In 1996, the position of Senior Advisory Justice of the Peace was established in the Office of the Chief Justice. Her Worship Carolyn Robson held this position from 1996 until 1998, and Her Worship Opal Rosamond held it from 1998 until 2004. His Worship Andrew Clark is the third justice of the peace in this position. Prior to the formal creation of that position, three other justices of the peace also provided services in the Office of the Chief Justice: His Worship Rene Proulx from 1990 – 1992; Her Worship Leslie Brown from 1992 – 1994; and His Worship Inderpaul Chandhoke, from 1994 – 1996. His Worship Richard Le Sarge has been Senior Justice of the Peace Responsible for the Ontario Native Justice of the Peace Program since 1994.

In 2002, the Justices of the Peace Act was amended to require the Co-ordinator to develop an education plan, and implement it on approval of the Justices of the Peace Review Council.

The most significant change since conversion to a salaried bench has been the gradual transition to a bench that is composed primarily of full-time presiding justices of the peace. Prior to conversion, the majority of justices of the peace were part-time and non-presiding. Today, over 80 percent are presiding and perform their duties on a full-time basis.

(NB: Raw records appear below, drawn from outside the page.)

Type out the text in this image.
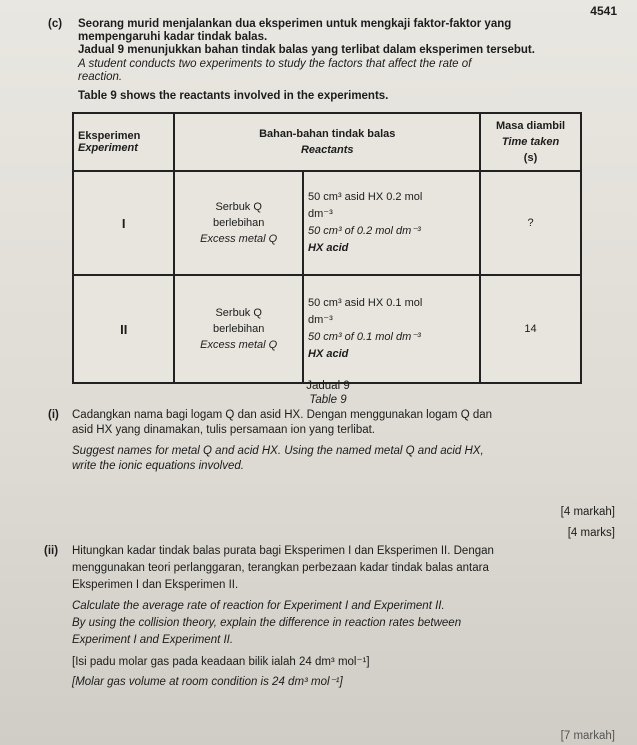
4541
(c) Seorang murid menjalankan dua eksperimen untuk mengkaji faktor-faktor yang
mempengaruhi kadar tindak balas.
Jadual 9 menunjukkan bahan tindak balas yang terlibat dalam eksperimen tersebut.
A student conducts two experiments to study the factors that affect the rate of
reaction.
Table 9 shows the reactants involved in the experiments.
Eksperimen
Experiment	Bahan-bahan tindak balas
Reactants		Masa diambil
Time taken
(s)

I	Serbuk Q
berlebihan
Excess metal Q	50 cm³ asid HX 0.2 mol
dm⁻³
50 cm³ of 0.2 mol dm⁻³
HX acid	?
II	Serbuk Q
berlebihan
Excess metal Q	50 cm³ asid HX 0.1 mol
dm⁻³
50 cm³ of 0.1 mol dm⁻³
HX acid	14
Jadual 9
Table 9
(i) Cadangkan nama bagi logam Q dan asid HX. Dengan menggunakan logam Q dan
asid HX yang dinamakan, tulis persamaan ion yang terlibat.
Suggest names for metal Q and acid HX. Using the named metal Q and acid HX,
write the ionic equations involved.
[4 markah]
[4 marks]
(ii) Hitungkan kadar tindak balas purata bagi Eksperimen I dan Eksperimen II. Dengan
menggunakan teori perlanggaran, terangkan perbezaan kadar tindak balas antara
Eksperimen I dan Eksperimen II.
Calculate the average rate of reaction for Experiment I and Experiment II.
By using the collision theory, explain the difference in reaction rates between
Experiment I and Experiment II.
[Isi padu molar gas pada keadaan bilik ialah 24 dm³ mol⁻¹]
[Molar gas volume at room condition is 24 dm³ mol⁻¹]
[7 markah]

In October, 2005, amendments to the Justices of the Peace Act were introduced in the Legislative Assembly. These changes provide for, among other things:

  • allow retired justices of the peace to provide services on a per diem basis
  • formally recognize the position of the Regional Senior Justices of the Peace
  • require all future appointments to be full-time and presiding
  • set minimum qualifications for appointment
  • recognize equivalencies for candidates who do not meet the minimum qualifications;
  • establish a Justices of the Peace Appointments Advisory Committee
  • allow the Attorney General to recommend the appointment only of candidates who have been classified as “qualified” or “highly qualified” by the Committee and
  •  
  • give the Justices of the Peace Review Council the authority to conduct formal hearings into a complaint against a justice of the peace.

Excerpted from an article by S. Rosalind Baker and Shelley Howell, Research Counsel  for the Centre for Judicial Research

For further study, History of the Justices of the Peace, by Sir Thomas Skyrme, Barry Rose Publishers, is highly recommended. This three volume work traces the history of the Justices of the Peace from 1195AD in England to the present day roles in England and numerous other countries.